Tudo isto para dizer que na minha visão os Estados Unidos têm que aprender com os seus erros e moderarem-se na intervenção e na gestão que fazem da situação. Mais do que derrotar o ISIS, é preciso pacificar a região e estabilizar os Estados, para impedir novas situações destas. Mas essa é uma questão que, para mim, passa mais pelo eixo Irão/Arábia Saudita do que por Washington, e a desenvolver noutras andanças.

15/06/2015

Do sonho americano

Na edição desta semana da revista TIME vem uma pequena coluna que, em três notícias separadas e cada uma com um parágrafo, desmonta o "sonho americano" e prova que aquilo está mais perto do terceiro-mundismo do que do mundo civilizado: primeiro, a notícia da legalização do porte de arma, ainda que não visível, em escolas do Texas; segundo, a notícia de um relatório da NAACP que mostra que negros e hispânicos recebem apenas 75% do salário de um branco em funções iguais; e terceiro, a notícia da subida previsível do preço dos tratamentos do cancro da pele, face aos diagnósticos, com as óbvias consequências para quem não tem seguro de saúde. A frase do Carlin faz cada vez mais sentido. O sonho americano é sonho porque é mesmo preciso estar a dormir para acreditar nele.

01/04/2015

Da guerra

Geralmente celebra-se o fim das guerras. Hoje faz anos que terminou a Guerra Civil Espanhola e não há motivo para celebrar.

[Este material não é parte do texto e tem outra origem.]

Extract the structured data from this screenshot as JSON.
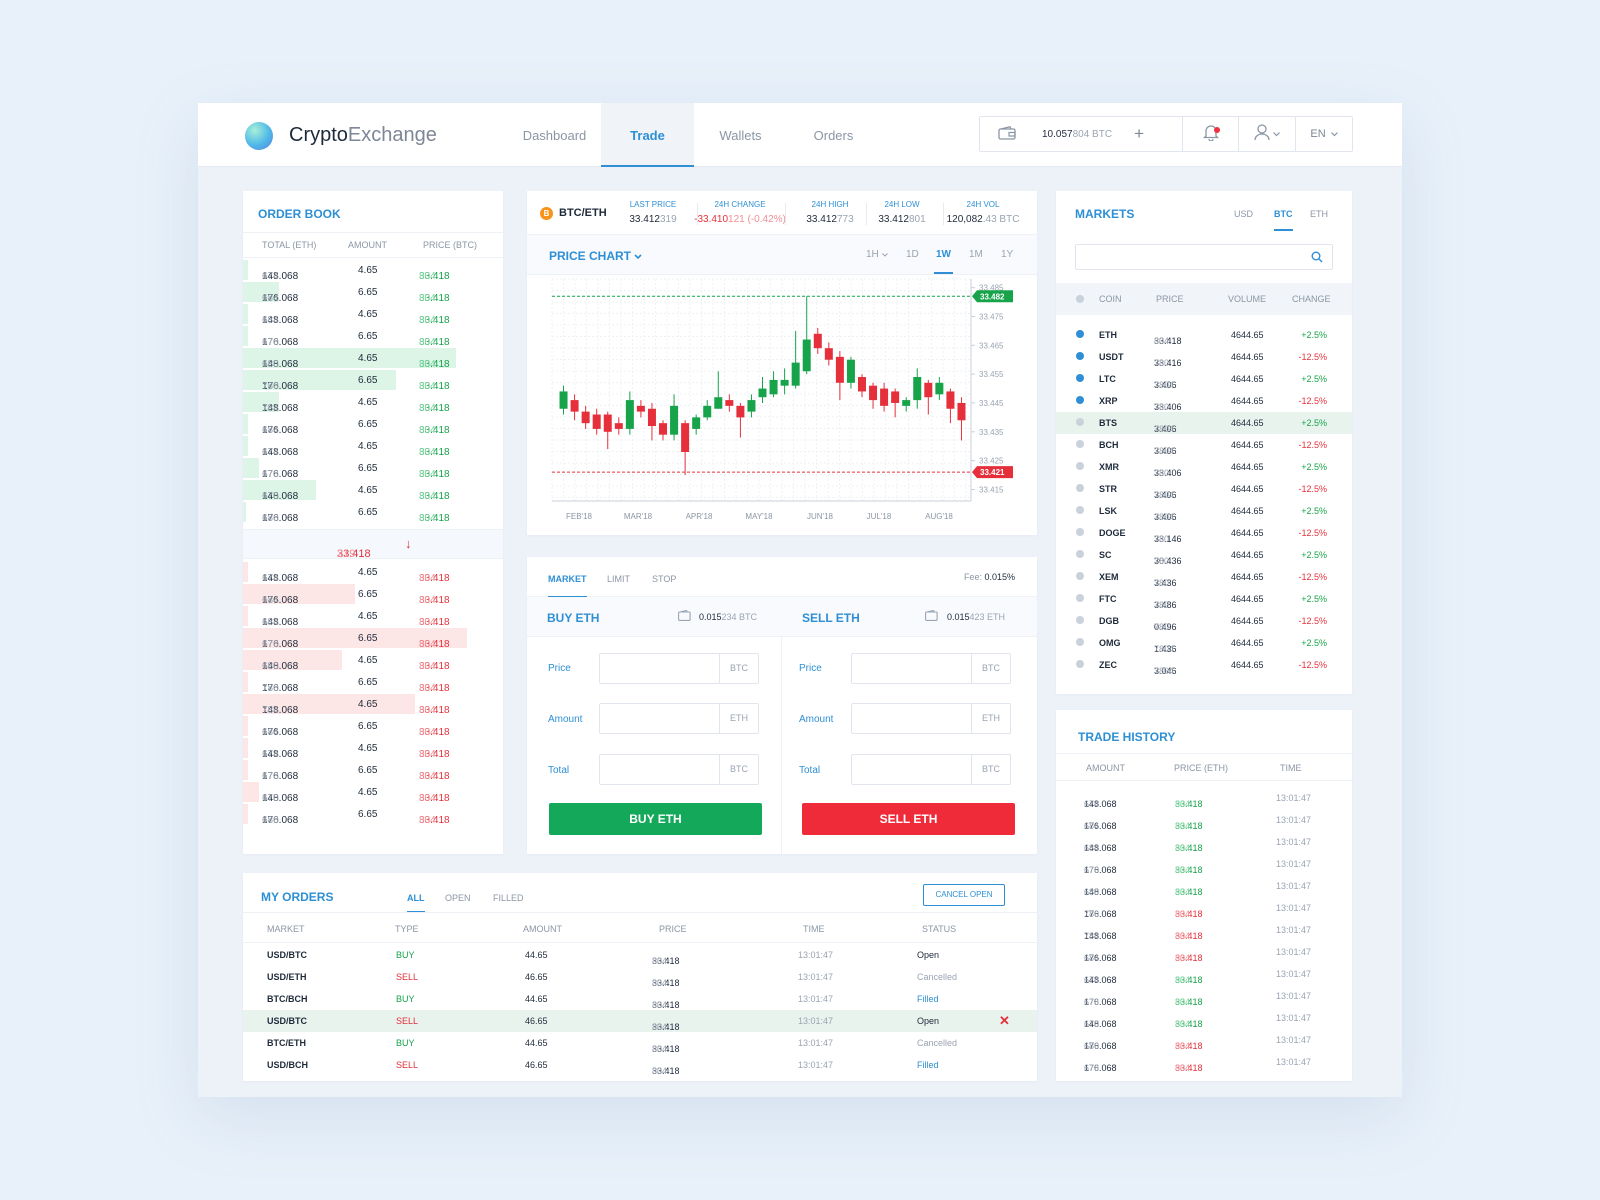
{
  "brand": {
    "name_main": "Crypto",
    "name_sub": "Exchange"
  },
  "nav": [
    {
      "label": "Dashboard",
      "active": false
    },
    {
      "label": "Trade",
      "active": true
    },
    {
      "label": "Wallets",
      "active": false
    },
    {
      "label": "Orders",
      "active": false
    }
  ],
  "wallet": {
    "balance_main": "10.057",
    "balance_tail": "804 BTC",
    "add": "+"
  },
  "lang": "EN",
  "colors": {
    "accent": "#2e8fd4",
    "buy": "#16a34a",
    "sell": "#e5303c",
    "background": "#edf2f9"
  },
  "icons": [
    "wallet-icon",
    "plus-icon",
    "bell-icon",
    "user-icon",
    "chevron-down-icon",
    "search-icon",
    "close-icon",
    "bitcoin-icon",
    "arrow-down-icon"
  ],
  "order_book": {
    "title": "ORDER BOOK",
    "headers": [
      "TOTAL (ETH)",
      "AMOUNT",
      "PRICE (BTC)"
    ],
    "buy_rows": [
      {
        "total_main": "148.068",
        "total_tail": "674",
        "amount": "4.65",
        "price_main": "33.418",
        "price_tail": "804",
        "depth": 0.02
      },
      {
        "total_main": "176.068",
        "total_tail": "684",
        "amount": "6.65",
        "price_main": "33.418",
        "price_tail": "804",
        "depth": 0.14
      },
      {
        "total_main": "148.068",
        "total_tail": "684",
        "amount": "4.65",
        "price_main": "33.418",
        "price_tail": "804",
        "depth": 0.02
      },
      {
        "total_main": "176.068",
        "total_tail": "670",
        "amount": "6.65",
        "price_main": "33.418",
        "price_tail": "804",
        "depth": 0.02
      },
      {
        "total_main": "148.068",
        "total_tail": "680",
        "amount": "4.65",
        "price_main": "33.418",
        "price_tail": "804",
        "depth": 0.82
      },
      {
        "total_main": "176.068",
        "total_tail": "780",
        "amount": "6.65",
        "price_main": "33.418",
        "price_tail": "804",
        "depth": 0.59
      },
      {
        "total_main": "148.068",
        "total_tail": "784",
        "amount": "4.65",
        "price_main": "33.418",
        "price_tail": "804",
        "depth": 0.14
      },
      {
        "total_main": "176.068",
        "total_tail": "684",
        "amount": "6.65",
        "price_main": "33.418",
        "price_tail": "804",
        "depth": 0.02
      },
      {
        "total_main": "148.068",
        "total_tail": "674",
        "amount": "4.65",
        "price_main": "33.418",
        "price_tail": "804",
        "depth": 0.02
      },
      {
        "total_main": "176.068",
        "total_tail": "678",
        "amount": "6.65",
        "price_main": "33.418",
        "price_tail": "804",
        "depth": 0.06
      },
      {
        "total_main": "148.068",
        "total_tail": "670",
        "amount": "4.65",
        "price_main": "33.418",
        "price_tail": "804",
        "depth": 0.28
      },
      {
        "total_main": "176.068",
        "total_tail": "680",
        "amount": "6.65",
        "price_main": "33.418",
        "price_tail": "804",
        "depth": 0.0
      }
    ],
    "mid_price_main": "33.418",
    "mid_price_tail": "219",
    "mid_arrow": "↓",
    "sell_rows": [
      {
        "total_main": "148.068",
        "total_tail": "674",
        "amount": "4.65",
        "price_main": "33.418",
        "price_tail": "804",
        "depth": 0.02
      },
      {
        "total_main": "176.068",
        "total_tail": "684",
        "amount": "6.65",
        "price_main": "33.418",
        "price_tail": "804",
        "depth": 0.43
      },
      {
        "total_main": "148.068",
        "total_tail": "684",
        "amount": "4.65",
        "price_main": "33.418",
        "price_tail": "804",
        "depth": 0.02
      },
      {
        "total_main": "176.068",
        "total_tail": "670",
        "amount": "6.65",
        "price_main": "33.418",
        "price_tail": "804",
        "depth": 0.86
      },
      {
        "total_main": "148.068",
        "total_tail": "680",
        "amount": "4.65",
        "price_main": "33.418",
        "price_tail": "804",
        "depth": 0.38
      },
      {
        "total_main": "176.068",
        "total_tail": "780",
        "amount": "6.65",
        "price_main": "33.418",
        "price_tail": "804",
        "depth": 0.02
      },
      {
        "total_main": "148.068",
        "total_tail": "784",
        "amount": "4.65",
        "price_main": "33.418",
        "price_tail": "804",
        "depth": 0.66
      },
      {
        "total_main": "176.068",
        "total_tail": "684",
        "amount": "6.65",
        "price_main": "33.418",
        "price_tail": "804",
        "depth": 0.02
      },
      {
        "total_main": "148.068",
        "total_tail": "674",
        "amount": "4.65",
        "price_main": "33.418",
        "price_tail": "804",
        "depth": 0.02
      },
      {
        "total_main": "176.068",
        "total_tail": "678",
        "amount": "6.65",
        "price_main": "33.418",
        "price_tail": "804",
        "depth": 0.02
      },
      {
        "total_main": "148.068",
        "total_tail": "670",
        "amount": "4.65",
        "price_main": "33.418",
        "price_tail": "804",
        "depth": 0.06
      },
      {
        "total_main": "176.068",
        "total_tail": "680",
        "amount": "6.65",
        "price_main": "33.418",
        "price_tail": "804",
        "depth": 0.02
      }
    ]
  },
  "ticker": {
    "pair": "BTC/ETH",
    "coin_symbol": "B",
    "stats": [
      {
        "label": "LAST PRICE",
        "main": "33.412",
        "tail": "319",
        "tone": "normal"
      },
      {
        "label": "24H CHANGE",
        "main": "-33.410",
        "tail": "121 (-0.42%)",
        "tone": "red"
      },
      {
        "label": "24H HIGH",
        "main": "33.412",
        "tail": "773",
        "tone": "normal"
      },
      {
        "label": "24H LOW",
        "main": "33.412",
        "tail": "801",
        "tone": "normal"
      },
      {
        "label": "24H VOL",
        "main": "120,082",
        "tail": ".43 BTC",
        "tone": "normal"
      }
    ]
  },
  "price_chart": {
    "title": "PRICE CHART",
    "timeframes": [
      {
        "label": "1H",
        "active": false
      },
      {
        "label": "1D",
        "active": false
      },
      {
        "label": "1W",
        "active": true
      },
      {
        "label": "1M",
        "active": false
      },
      {
        "label": "1Y",
        "active": false
      }
    ]
  },
  "chart_data": {
    "type": "candlestick",
    "x_labels": [
      "FEB'18",
      "MAR'18",
      "APR'18",
      "MAY'18",
      "JUN'18",
      "JUL'18",
      "AUG'18"
    ],
    "y_ticks": [
      33.485,
      33.475,
      33.465,
      33.455,
      33.445,
      33.435,
      33.425,
      33.415
    ],
    "ylim": [
      33.411,
      33.488
    ],
    "high_marker": 33.482,
    "low_marker": 33.421,
    "grid": true,
    "candles": [
      {
        "o": 33.443,
        "c": 33.449,
        "h": 33.451,
        "l": 33.441
      },
      {
        "o": 33.446,
        "c": 33.442,
        "h": 33.448,
        "l": 33.439
      },
      {
        "o": 33.442,
        "c": 33.438,
        "h": 33.444,
        "l": 33.436
      },
      {
        "o": 33.441,
        "c": 33.436,
        "h": 33.443,
        "l": 33.434
      },
      {
        "o": 33.441,
        "c": 33.435,
        "h": 33.442,
        "l": 33.429
      },
      {
        "o": 33.438,
        "c": 33.436,
        "h": 33.44,
        "l": 33.434
      },
      {
        "o": 33.436,
        "c": 33.446,
        "h": 33.449,
        "l": 33.434
      },
      {
        "o": 33.444,
        "c": 33.442,
        "h": 33.446,
        "l": 33.44
      },
      {
        "o": 33.443,
        "c": 33.437,
        "h": 33.445,
        "l": 33.432
      },
      {
        "o": 33.438,
        "c": 33.434,
        "h": 33.439,
        "l": 33.432
      },
      {
        "o": 33.434,
        "c": 33.444,
        "h": 33.448,
        "l": 33.432
      },
      {
        "o": 33.438,
        "c": 33.428,
        "h": 33.439,
        "l": 33.42
      },
      {
        "o": 33.436,
        "c": 33.44,
        "h": 33.441,
        "l": 33.434
      },
      {
        "o": 33.44,
        "c": 33.444,
        "h": 33.446,
        "l": 33.439
      },
      {
        "o": 33.443,
        "c": 33.447,
        "h": 33.456,
        "l": 33.443
      },
      {
        "o": 33.446,
        "c": 33.444,
        "h": 33.448,
        "l": 33.442
      },
      {
        "o": 33.444,
        "c": 33.44,
        "h": 33.445,
        "l": 33.433
      },
      {
        "o": 33.442,
        "c": 33.446,
        "h": 33.448,
        "l": 33.44
      },
      {
        "o": 33.447,
        "c": 33.45,
        "h": 33.454,
        "l": 33.445
      },
      {
        "o": 33.448,
        "c": 33.453,
        "h": 33.456,
        "l": 33.447
      },
      {
        "o": 33.451,
        "c": 33.453,
        "h": 33.457,
        "l": 33.448
      },
      {
        "o": 33.451,
        "c": 33.459,
        "h": 33.47,
        "l": 33.45
      },
      {
        "o": 33.456,
        "c": 33.467,
        "h": 33.482,
        "l": 33.455
      },
      {
        "o": 33.469,
        "c": 33.464,
        "h": 33.471,
        "l": 33.462
      },
      {
        "o": 33.464,
        "c": 33.46,
        "h": 33.466,
        "l": 33.458
      },
      {
        "o": 33.461,
        "c": 33.452,
        "h": 33.463,
        "l": 33.446
      },
      {
        "o": 33.452,
        "c": 33.46,
        "h": 33.461,
        "l": 33.45
      },
      {
        "o": 33.454,
        "c": 33.449,
        "h": 33.455,
        "l": 33.447
      },
      {
        "o": 33.451,
        "c": 33.446,
        "h": 33.452,
        "l": 33.443
      },
      {
        "o": 33.45,
        "c": 33.444,
        "h": 33.452,
        "l": 33.442
      },
      {
        "o": 33.449,
        "c": 33.445,
        "h": 33.45,
        "l": 33.44
      },
      {
        "o": 33.444,
        "c": 33.446,
        "h": 33.447,
        "l": 33.442
      },
      {
        "o": 33.446,
        "c": 33.454,
        "h": 33.457,
        "l": 33.443
      },
      {
        "o": 33.452,
        "c": 33.447,
        "h": 33.453,
        "l": 33.441
      },
      {
        "o": 33.448,
        "c": 33.452,
        "h": 33.454,
        "l": 33.446
      },
      {
        "o": 33.449,
        "c": 33.443,
        "h": 33.45,
        "l": 33.438
      },
      {
        "o": 33.445,
        "c": 33.439,
        "h": 33.447,
        "l": 33.432
      }
    ]
  },
  "trade": {
    "tabs": [
      {
        "label": "MARKET",
        "active": true
      },
      {
        "label": "LIMIT",
        "active": false
      },
      {
        "label": "STOP",
        "active": false
      }
    ],
    "fee_label": "Fee:",
    "fee_value": "0.015%",
    "buy": {
      "title": "BUY ETH",
      "bal_main": "0.015",
      "bal_tail": "234 BTC",
      "button": "BUY ETH"
    },
    "sell": {
      "title": "SELL ETH",
      "bal_main": "0.015",
      "bal_tail": "423 ETH",
      "button": "SELL ETH"
    },
    "fields": [
      {
        "label": "Price",
        "buy_unit": "BTC",
        "sell_unit": "BTC"
      },
      {
        "label": "Amount",
        "buy_unit": "ETH",
        "sell_unit": "ETH"
      },
      {
        "label": "Total",
        "buy_unit": "BTC",
        "sell_unit": "BTC"
      }
    ]
  },
  "markets": {
    "title": "MARKETS",
    "tabs": [
      {
        "label": "USD",
        "active": false
      },
      {
        "label": "BTC",
        "active": true
      },
      {
        "label": "ETH",
        "active": false
      }
    ],
    "headers": [
      "COIN",
      "PRICE",
      "VOLUME",
      "CHANGE"
    ],
    "rows": [
      {
        "coin": "ETH",
        "price_main": "33.418",
        "price_tail": "804",
        "volume": "4644.65",
        "change": "+2.5%",
        "starred": true,
        "hl": false
      },
      {
        "coin": "USDT",
        "price_main": "33.416",
        "price_tail": "780",
        "volume": "4644.65",
        "change": "-12.5%",
        "starred": true,
        "hl": false
      },
      {
        "coin": "LTC",
        "price_main": "3.406",
        "price_tail": "7804",
        "volume": "4644.65",
        "change": "+2.5%",
        "starred": true,
        "hl": false
      },
      {
        "coin": "XRP",
        "price_main": "33.406",
        "price_tail": "780",
        "volume": "4644.65",
        "change": "-12.5%",
        "starred": true,
        "hl": false
      },
      {
        "coin": "BTS",
        "price_main": "3.406",
        "price_tail": "7804",
        "volume": "4644.65",
        "change": "+2.5%",
        "starred": false,
        "hl": true
      },
      {
        "coin": "BCH",
        "price_main": "3.406",
        "price_tail": "7804",
        "volume": "4644.65",
        "change": "-12.5%",
        "starred": false,
        "hl": false
      },
      {
        "coin": "XMR",
        "price_main": "33.406",
        "price_tail": "780",
        "volume": "4644.65",
        "change": "+2.5%",
        "starred": false,
        "hl": false
      },
      {
        "coin": "STR",
        "price_main": "3.406",
        "price_tail": "7804",
        "volume": "4644.65",
        "change": "-12.5%",
        "starred": false,
        "hl": false
      },
      {
        "coin": "LSK",
        "price_main": "3.406",
        "price_tail": "7804",
        "volume": "4644.65",
        "change": "+2.5%",
        "starred": false,
        "hl": false
      },
      {
        "coin": "DOGE",
        "price_main": "33.146",
        "price_tail": "780",
        "volume": "4644.65",
        "change": "-12.5%",
        "starred": false,
        "hl": false
      },
      {
        "coin": "SC",
        "price_main": "30.436",
        "price_tail": "780",
        "volume": "4644.65",
        "change": "+2.5%",
        "starred": false,
        "hl": false
      },
      {
        "coin": "XEM",
        "price_main": "3.436",
        "price_tail": "780",
        "volume": "4644.65",
        "change": "-12.5%",
        "starred": false,
        "hl": false
      },
      {
        "coin": "FTC",
        "price_main": "3.486",
        "price_tail": "780",
        "volume": "4644.65",
        "change": "+2.5%",
        "starred": false,
        "hl": false
      },
      {
        "coin": "DGB",
        "price_main": "0.496",
        "price_tail": "780",
        "volume": "4644.65",
        "change": "-12.5%",
        "starred": false,
        "hl": false
      },
      {
        "coin": "OMG",
        "price_main": "1.436",
        "price_tail": "7804",
        "volume": "4644.65",
        "change": "+2.5%",
        "starred": false,
        "hl": false
      },
      {
        "coin": "ZEC",
        "price_main": "3.046",
        "price_tail": "7804",
        "volume": "4644.65",
        "change": "-12.5%",
        "starred": false,
        "hl": false
      }
    ]
  },
  "trade_history": {
    "title": "TRADE HISTORY",
    "headers": [
      "AMOUNT",
      "PRICE (ETH)",
      "TIME"
    ],
    "rows": [
      {
        "amount_main": "148.068",
        "amount_tail": "674",
        "price_main": "33.418",
        "price_tail": "804",
        "side": "buy",
        "time": "13:01:47"
      },
      {
        "amount_main": "176.068",
        "amount_tail": "684",
        "price_main": "33.418",
        "price_tail": "804",
        "side": "buy",
        "time": "13:01:47"
      },
      {
        "amount_main": "148.068",
        "amount_tail": "684",
        "price_main": "33.418",
        "price_tail": "804",
        "side": "buy",
        "time": "13:01:47"
      },
      {
        "amount_main": "176.068",
        "amount_tail": "670",
        "price_main": "33.418",
        "price_tail": "804",
        "side": "buy",
        "time": "13:01:47"
      },
      {
        "amount_main": "148.068",
        "amount_tail": "680",
        "price_main": "33.418",
        "price_tail": "804",
        "side": "buy",
        "time": "13:01:47"
      },
      {
        "amount_main": "176.068",
        "amount_tail": "780",
        "price_main": "33.418",
        "price_tail": "804",
        "side": "sell",
        "time": "13:01:47"
      },
      {
        "amount_main": "148.068",
        "amount_tail": "784",
        "price_main": "33.418",
        "price_tail": "804",
        "side": "sell",
        "time": "13:01:47"
      },
      {
        "amount_main": "176.068",
        "amount_tail": "684",
        "price_main": "33.418",
        "price_tail": "804",
        "side": "sell",
        "time": "13:01:47"
      },
      {
        "amount_main": "148.068",
        "amount_tail": "674",
        "price_main": "33.418",
        "price_tail": "804",
        "side": "buy",
        "time": "13:01:47"
      },
      {
        "amount_main": "176.068",
        "amount_tail": "678",
        "price_main": "33.418",
        "price_tail": "804",
        "side": "buy",
        "time": "13:01:47"
      },
      {
        "amount_main": "148.068",
        "amount_tail": "670",
        "price_main": "33.418",
        "price_tail": "804",
        "side": "buy",
        "time": "13:01:47"
      },
      {
        "amount_main": "176.068",
        "amount_tail": "680",
        "price_main": "33.418",
        "price_tail": "804",
        "side": "sell",
        "time": "13:01:47"
      },
      {
        "amount_main": "176.068",
        "amount_tail": "678",
        "price_main": "33.418",
        "price_tail": "804",
        "side": "sell",
        "time": "13:01:47"
      }
    ]
  },
  "my_orders": {
    "title": "MY ORDERS",
    "tabs": [
      {
        "label": "ALL",
        "active": true
      },
      {
        "label": "OPEN",
        "active": false
      },
      {
        "label": "FILLED",
        "active": false
      }
    ],
    "cancel_open": "CANCEL OPEN",
    "headers": [
      "MARKET",
      "TYPE",
      "AMOUNT",
      "PRICE",
      "TIME",
      "STATUS"
    ],
    "rows": [
      {
        "market": "USD/BTC",
        "type": "BUY",
        "amount": "44.65",
        "price_main": "33.418",
        "price_tail": "804",
        "time": "13:01:47",
        "status": "Open",
        "hl": false,
        "cancel": false
      },
      {
        "market": "USD/ETH",
        "type": "SELL",
        "amount": "46.65",
        "price_main": "33.418",
        "price_tail": "804",
        "time": "13:01:47",
        "status": "Cancelled",
        "hl": false,
        "cancel": false
      },
      {
        "market": "BTC/BCH",
        "type": "BUY",
        "amount": "44.65",
        "price_main": "33.418",
        "price_tail": "804",
        "time": "13:01:47",
        "status": "Filled",
        "hl": false,
        "cancel": false
      },
      {
        "market": "USD/BTC",
        "type": "SELL",
        "amount": "46.65",
        "price_main": "33.418",
        "price_tail": "804",
        "time": "13:01:47",
        "status": "Open",
        "hl": true,
        "cancel": true,
        "cancel_symbol": "✕"
      },
      {
        "market": "BTC/ETH",
        "type": "BUY",
        "amount": "44.65",
        "price_main": "33.418",
        "price_tail": "804",
        "time": "13:01:47",
        "status": "Cancelled",
        "hl": false,
        "cancel": false
      },
      {
        "market": "USD/BCH",
        "type": "SELL",
        "amount": "46.65",
        "price_main": "33.418",
        "price_tail": "804",
        "time": "13:01:47",
        "status": "Filled",
        "hl": false,
        "cancel": false
      }
    ]
  }
}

Eduardo Galeano conta a história de José Manuel Castanón, poeta que lutou por Franco, pela Falange, pelo Fascismo. Conta que, após a guerra, pegou num livro proibido de César Vallejo, poeta dos vencidos. Conta que após o ler renunciou ao exército, foi preso, e depois foi para o exílio. Vira que lutara e vencera pelo lado errado.

Esta é uma pequena estória para lembrar um capítulo negro na história da humanidade e do século XX. Onde a virtude e a justiça foram derrotadas no campo de batalha pela opressão e pelo ódio. Onde um povo livre foi subjugado. Onde poucos lutaram pela liberdade de todos.

Mas é desses poucos que se faz a história e que nos devemos lembrar, e são esses poucos que lutam pela liberdade de todos que devemos, hoje e sempre, homenagear. Porque enquanto o último homem livre não cair a liberdade também não cairá.

03/03/2015

Da lei

A lei contém o homem, sem o transformar. As paixões transformam o homem, sem o conter. A estupidez, por sua vez, não tem limitações de metafísica. Existe e pronto.

26/02/2015

De Portugal

Tirando 3 ou 4 guerras-civis, 4 ou 5 revoluções, 4 golpes de estado, 1 regicídio, 1 presidente assassinado, 1 primeiro-ministro assassinado, uns 50 governos derrubados, um sem número de ministros, deputados e figuras influentes assassinadas, um sem número de atentados à bomba, raptos políticos, assassínios de polícias e militares, tentativas de assassinato, de revoluções, de golpes de estado, filhos a bater em mães, irmãos à porrada, milhentas greves e manifestações, polícias a bater em polícias, incontáveis mortes por motivos políticos, muito sangue derramado, conspirações e  uma guerra colonial, o povo até que é sereno.